"On the main day of the conference – February 7 – we will be dealing with the issue of European security almost exclusively, thus addressing the topic of the Ukrainian conflict. There will be a lot of time for discussions between nearly 400 participants," Wolfgang Ischinger said.
According to Ischinger, Lavrov, Merkel and Biden are expected to give speeches on the situation in Ukraine.
"On the same day [February 7] we will have a major discussion among presidents of European nations, including Ukrainian President [Petro Poroshenko], Finnish President [Sauli Niinisto], Bulgarian President [Rosen Plevneliev]," Ischinger said.
According to the Munich Security Conference chairman, there will also be time for closed-door meetings. The conference will be attended by around 20 government leaders, 60 foreign and defense ministers.
"I am sure that these opportunities will be actively used to find ways of de-escalating the crisis [in Ukraine] and finding a way out of the complicated situation," Ischinger said, adding that these talks should be held "not for the promotion of Russian or Western interests," but for the people of Ukraine who have suffered as a result of the crisis.
According to the latest UN estimates, about 5,000 were killed in fighting between Kiev forces and independence supporters in the country's southeastern regions. More than one million have fled Ukraine for Russia and other countries.
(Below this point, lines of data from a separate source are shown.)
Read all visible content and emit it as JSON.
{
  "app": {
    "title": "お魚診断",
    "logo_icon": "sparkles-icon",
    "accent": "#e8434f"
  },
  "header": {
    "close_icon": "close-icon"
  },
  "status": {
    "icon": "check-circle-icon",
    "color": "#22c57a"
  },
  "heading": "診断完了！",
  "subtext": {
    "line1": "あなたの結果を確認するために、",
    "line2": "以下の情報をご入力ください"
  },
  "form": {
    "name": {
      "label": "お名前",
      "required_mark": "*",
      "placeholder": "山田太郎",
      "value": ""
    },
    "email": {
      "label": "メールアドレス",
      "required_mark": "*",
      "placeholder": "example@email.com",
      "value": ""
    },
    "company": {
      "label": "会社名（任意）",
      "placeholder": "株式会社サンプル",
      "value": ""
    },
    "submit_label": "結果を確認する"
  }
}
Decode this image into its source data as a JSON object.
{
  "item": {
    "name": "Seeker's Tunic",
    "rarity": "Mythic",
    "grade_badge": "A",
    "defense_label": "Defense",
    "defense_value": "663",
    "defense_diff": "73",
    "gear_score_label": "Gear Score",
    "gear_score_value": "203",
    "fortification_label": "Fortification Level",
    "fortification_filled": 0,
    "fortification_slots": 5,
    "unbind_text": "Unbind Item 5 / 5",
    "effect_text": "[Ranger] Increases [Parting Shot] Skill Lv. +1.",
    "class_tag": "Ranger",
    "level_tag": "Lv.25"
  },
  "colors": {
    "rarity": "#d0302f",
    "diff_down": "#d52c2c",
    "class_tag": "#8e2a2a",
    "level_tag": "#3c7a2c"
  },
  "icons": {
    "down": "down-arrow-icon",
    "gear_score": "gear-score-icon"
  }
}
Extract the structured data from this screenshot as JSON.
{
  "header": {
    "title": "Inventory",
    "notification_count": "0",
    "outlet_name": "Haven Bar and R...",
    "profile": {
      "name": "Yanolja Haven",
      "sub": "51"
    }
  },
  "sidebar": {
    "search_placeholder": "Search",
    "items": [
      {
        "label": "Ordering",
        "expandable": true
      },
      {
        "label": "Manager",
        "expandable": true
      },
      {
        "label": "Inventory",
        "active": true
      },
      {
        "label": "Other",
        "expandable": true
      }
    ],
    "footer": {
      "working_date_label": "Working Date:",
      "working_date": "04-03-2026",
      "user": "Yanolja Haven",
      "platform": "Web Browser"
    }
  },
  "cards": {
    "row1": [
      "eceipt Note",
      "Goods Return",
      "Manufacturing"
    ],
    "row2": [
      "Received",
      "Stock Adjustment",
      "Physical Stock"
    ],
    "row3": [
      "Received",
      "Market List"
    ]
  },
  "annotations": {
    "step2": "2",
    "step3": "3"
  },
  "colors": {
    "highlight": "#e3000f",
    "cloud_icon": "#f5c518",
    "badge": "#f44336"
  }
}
More than 4,000 Ukrainians have applied for asylum in EU countries, with Poland, Germany and Sweden having received the highest number of applications in the European Union.
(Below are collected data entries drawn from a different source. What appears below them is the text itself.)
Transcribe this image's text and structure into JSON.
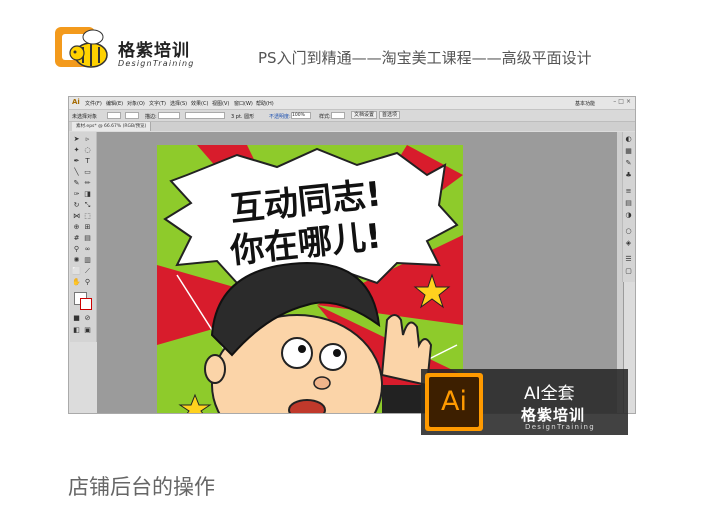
{
  "header": {
    "brand_cn": "格紫培训",
    "brand_en": "DesignTraining",
    "course_title": "PS入门到精通——淘宝美工课程——高级平面设计"
  },
  "app": {
    "logo": "Ai",
    "menu": [
      "文件(F)",
      "编辑(E)",
      "对象(O)",
      "文字(T)",
      "选择(S)",
      "效果(C)",
      "视图(V)",
      "窗口(W)",
      "帮助(H)"
    ],
    "workspace": "基本功能",
    "window_controls": "–□×",
    "control_bar": {
      "selection_label": "未选择对象",
      "stroke_label": "描边:",
      "stroke_value": "3 pt. 圆形",
      "opacity_label": "不透明度:",
      "opacity_value": "100%",
      "style_label": "样式:",
      "doc_setup": "文档设置",
      "preferences": "首选项"
    },
    "doc_tab": "素材.eps* @ 66.67% (RGB/预览)",
    "artwork_text_line1": "互动同志!",
    "artwork_text_line2": "你在哪儿!"
  },
  "badge": {
    "logo": "Ai",
    "title": "AI全套",
    "brand_cn": "格紫培训",
    "brand_en": "DesignTraining"
  },
  "caption": "店铺后台的操作",
  "colors": {
    "accent_orange": "#ff9a00",
    "artwork_green": "#8ecb2b",
    "artwork_red": "#d81c2c"
  }
}
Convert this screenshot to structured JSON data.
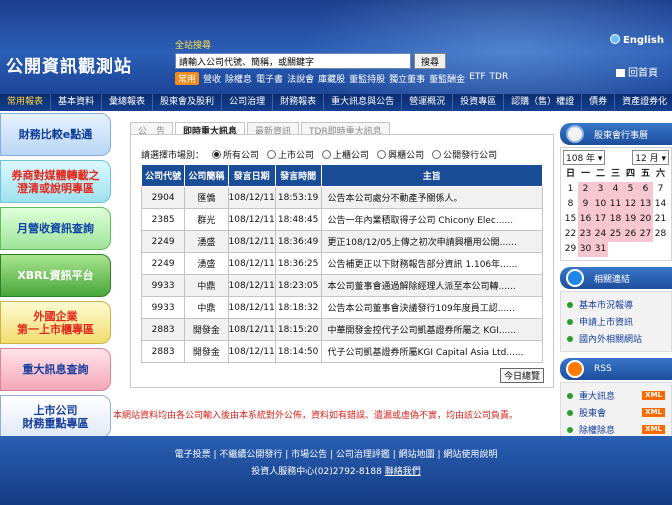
{
  "header": {
    "logo": "公開資訊觀測站",
    "search_title": "全站搜尋",
    "search_placeholder": "請輸入公司代號、簡稱，或關鍵字",
    "search_button": "搜尋",
    "quick_tag": "常用",
    "quick_links": [
      "營收",
      "除權息",
      "電子書",
      "法說會",
      "庫藏股",
      "董監持股",
      "獨立董事",
      "董監酬金",
      "ETF",
      "TDR"
    ],
    "lang": "English",
    "home": "回首頁"
  },
  "nav": {
    "items": [
      "常用報表",
      "基本資料",
      "彙總報表",
      "股東會及股利",
      "公司治理",
      "財務報表",
      "重大訊息與公告",
      "營運概況",
      "投資專區",
      "認購（售）權證",
      "債券",
      "資產證券化"
    ],
    "active": 0
  },
  "sidebar": {
    "buttons": [
      "財務比較e點通",
      "券商對媒體轉載之\n澄清或說明專區",
      "月營收資訊查詢",
      "XBRL資訊平台",
      "外國企業\n第一上市櫃專區",
      "重大訊息查詢",
      "上市公司\n財務重點專區"
    ]
  },
  "tabs": [
    "公　告",
    "即時重大訊息",
    "最新資訊",
    "TDR即時重大訊息"
  ],
  "active_tab": 1,
  "filter": {
    "label": "請選擇市場別：",
    "options": [
      "所有公司",
      "上市公司",
      "上櫃公司",
      "興櫃公司",
      "公開發行公司"
    ],
    "selected": 0
  },
  "table": {
    "headers": [
      "公司代號",
      "公司簡稱",
      "發言日期",
      "發言時間",
      "主旨"
    ],
    "rows": [
      [
        "2904",
        "匯僑",
        "108/12/11",
        "18:53:19",
        "公告本公司處分不動產予關係人。"
      ],
      [
        "2385",
        "群光",
        "108/12/11",
        "18:48:45",
        "公告一年內業積取得子公司 Chicony Elec......"
      ],
      [
        "2249",
        "湧盛",
        "108/12/11",
        "18:36:49",
        "更正108/12/05上傳之初次申請興櫃用公開......"
      ],
      [
        "2249",
        "湧盛",
        "108/12/11",
        "18:36:25",
        "公告補更正以下財務報告部分資訊 1.106年......"
      ],
      [
        "9933",
        "中鼎",
        "108/12/11",
        "18:23:05",
        "本公司董事會通過解除經理人派至本公司轉......"
      ],
      [
        "9933",
        "中鼎",
        "108/12/11",
        "18:18:32",
        "公告本公司董事會決議發行109年度員工認......"
      ],
      [
        "2883",
        "開發金",
        "108/12/11",
        "18:15:20",
        "中華開發金控代子公司凱基證券所屬之 KGI......"
      ],
      [
        "2883",
        "開發金",
        "108/12/11",
        "18:14:50",
        "代子公司凱基證券所屬KGI Capital Asia Ltd......"
      ]
    ],
    "today_button": "今日總覽"
  },
  "disclaimer": "本網站資料均由各公司輸入後由本系統對外公佈，資料如有錯誤、遺漏或虛偽不實，均由該公司負責。",
  "right": {
    "calendar_title": "股東會行事曆",
    "year": "108 年",
    "month": "12 月",
    "weekdays": [
      "日",
      "一",
      "二",
      "三",
      "四",
      "五",
      "六"
    ],
    "days": [
      "1",
      "2",
      "3",
      "4",
      "5",
      "6",
      "7",
      "8",
      "9",
      "10",
      "11",
      "12",
      "13",
      "14",
      "15",
      "16",
      "17",
      "18",
      "19",
      "20",
      "21",
      "22",
      "23",
      "24",
      "25",
      "26",
      "27",
      "28",
      "29",
      "30",
      "31"
    ],
    "highlighted_days": [
      "2",
      "3",
      "4",
      "5",
      "6",
      "9",
      "10",
      "11",
      "12",
      "13",
      "16",
      "17",
      "18",
      "19",
      "20",
      "23",
      "24",
      "25",
      "26",
      "27",
      "30",
      "31"
    ],
    "related_title": "相關連結",
    "related_links": [
      "基本市況報導",
      "申請上市資訊",
      "國內外相關網站"
    ],
    "rss_title": "RSS",
    "rss_links": [
      "重大訊息",
      "股東會",
      "除權除息"
    ],
    "xml_label": "XML"
  },
  "footer": {
    "links": "電子投票 | 不繼續公開發行 | 市場公告 | 公司治理評鑑 | 網站地圖 | 網站使用說明",
    "contact": "投資人服務中心(02)2792-8188",
    "contact_link": "聯絡我們"
  },
  "colors": {
    "header_blue": "#2b5fb6",
    "nav_dark": "#0b2d70",
    "table_header": "#1a4d96",
    "disclaimer_red": "#d8241c",
    "accent_orange": "#f08a1c"
  }
}
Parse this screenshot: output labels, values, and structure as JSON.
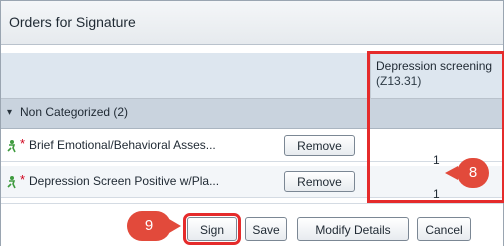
{
  "window": {
    "title": "Orders for Signature"
  },
  "grid": {
    "column_header": {
      "line1": "Depression screening",
      "line2": "(Z13.31)"
    },
    "group": {
      "toggle_glyph": "▾",
      "label": "Non Categorized (2)"
    },
    "rows": [
      {
        "icon": "order-person-icon",
        "required_marker": "*",
        "name": "Brief Emotional/Behavioral Asses...",
        "remove_label": "Remove",
        "quantity": "1"
      },
      {
        "icon": "order-person-icon",
        "required_marker": "*",
        "name": "Depression Screen Positive w/Pla...",
        "remove_label": "Remove",
        "quantity": "1"
      }
    ]
  },
  "callouts": {
    "diagnosis_step": "8",
    "sign_step": "9"
  },
  "footer": {
    "sign": "Sign",
    "save": "Save",
    "modify_details": "Modify Details",
    "cancel": "Cancel"
  },
  "colors": {
    "annotation_red": "#e52b2b",
    "callout_fill": "#e24a3b",
    "header_bg": "#dde6ef",
    "group_bg": "#c9d3de",
    "order_icon_green": "#3f9b3f"
  }
}
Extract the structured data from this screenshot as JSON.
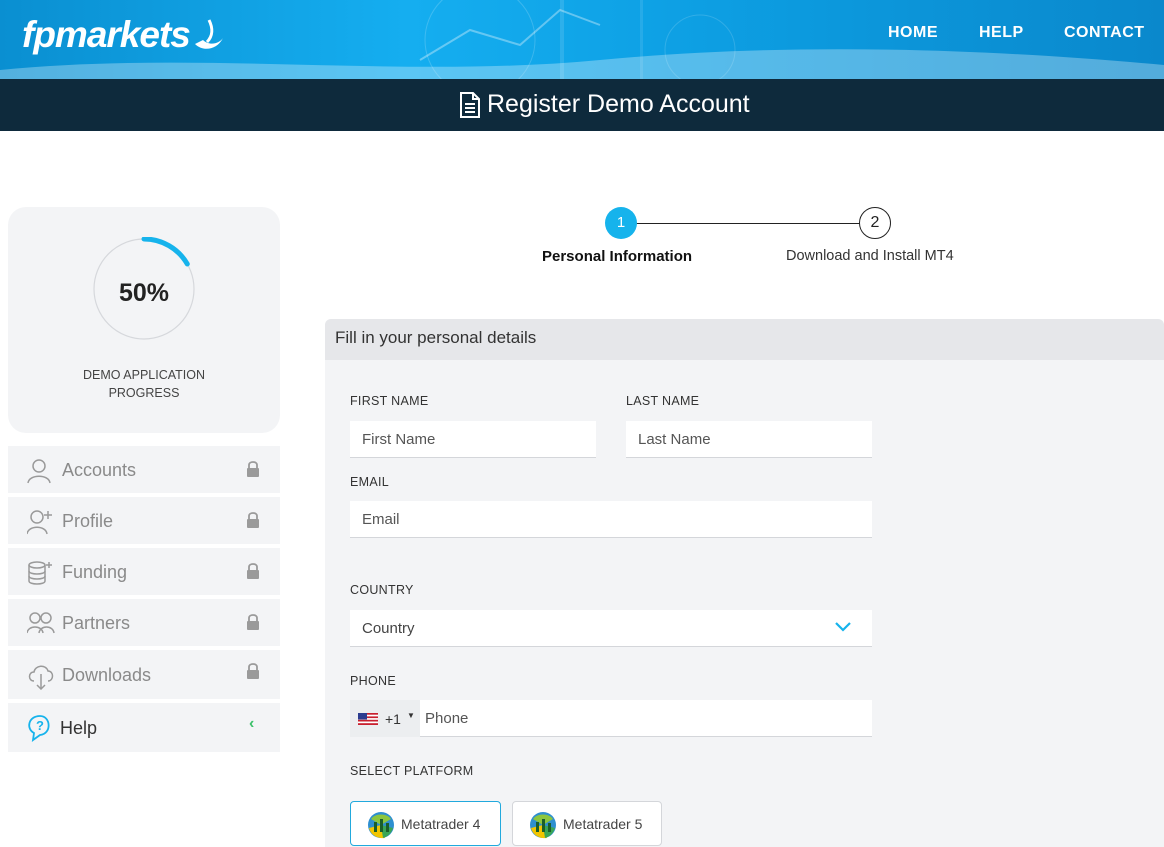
{
  "header": {
    "logo_text": "fpmarkets",
    "nav": {
      "home": "HOME",
      "help": "HELP",
      "contact": "CONTACT"
    },
    "page_title": "Register Demo Account"
  },
  "sidebar": {
    "progress": {
      "value_text": "50%",
      "value": 0.5,
      "label_line1": "DEMO APPLICATION",
      "label_line2": "PROGRESS"
    },
    "items": [
      {
        "label": "Accounts",
        "icon": "user-icon",
        "locked": true
      },
      {
        "label": "Profile",
        "icon": "add-user-icon",
        "locked": true
      },
      {
        "label": "Funding",
        "icon": "coins-icon",
        "locked": true
      },
      {
        "label": "Partners",
        "icon": "partners-icon",
        "locked": true
      },
      {
        "label": "Downloads",
        "icon": "cloud-download-icon",
        "locked": true
      },
      {
        "label": "Help",
        "icon": "help-bubble-icon",
        "expand_glyph": "‹"
      }
    ]
  },
  "stepper": {
    "steps": [
      {
        "number": "1",
        "label": "Personal Information",
        "active": true
      },
      {
        "number": "2",
        "label": "Download and Install MT4",
        "active": false
      }
    ]
  },
  "form": {
    "heading": "Fill in your personal details",
    "first_name": {
      "label": "FIRST NAME",
      "placeholder": "First Name",
      "value": ""
    },
    "last_name": {
      "label": "LAST NAME",
      "placeholder": "Last Name",
      "value": ""
    },
    "email": {
      "label": "EMAIL",
      "placeholder": "Email",
      "value": ""
    },
    "country": {
      "label": "COUNTRY",
      "selected": "Country"
    },
    "phone": {
      "label": "PHONE",
      "dial_code": "+1",
      "placeholder": "Phone",
      "value": ""
    },
    "platform": {
      "label": "SELECT PLATFORM",
      "options": [
        {
          "label": "Metatrader 4",
          "selected": true
        },
        {
          "label": "Metatrader 5",
          "selected": false
        }
      ]
    }
  },
  "colors": {
    "accent": "#16b3ec",
    "header_dark": "#0e2a3c",
    "help_chevron": "#3cc06a"
  }
}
On January 16, the World Health Organization (WHO) announced that some 1.4 million people remaining in eastern Ukraine require humanitarian assistance amid the destruction of health care facilities and lack of medical assistance.
Ukraine's eastern regions of Donetsk and Luhansk have been suffering from a severe humanitarian crisis as a result of a military operation launched by Kiev against local independence supporters in mid-April, 2014.
Although the warring sides reached a ceasefire agreement at a meeting of the Contact Group on Ukraine in Minsk in September, fighting in the South-East goes on and has intensified over the past month. A new Contact Group meeting held in Minsk on Friday did not yield any agreements.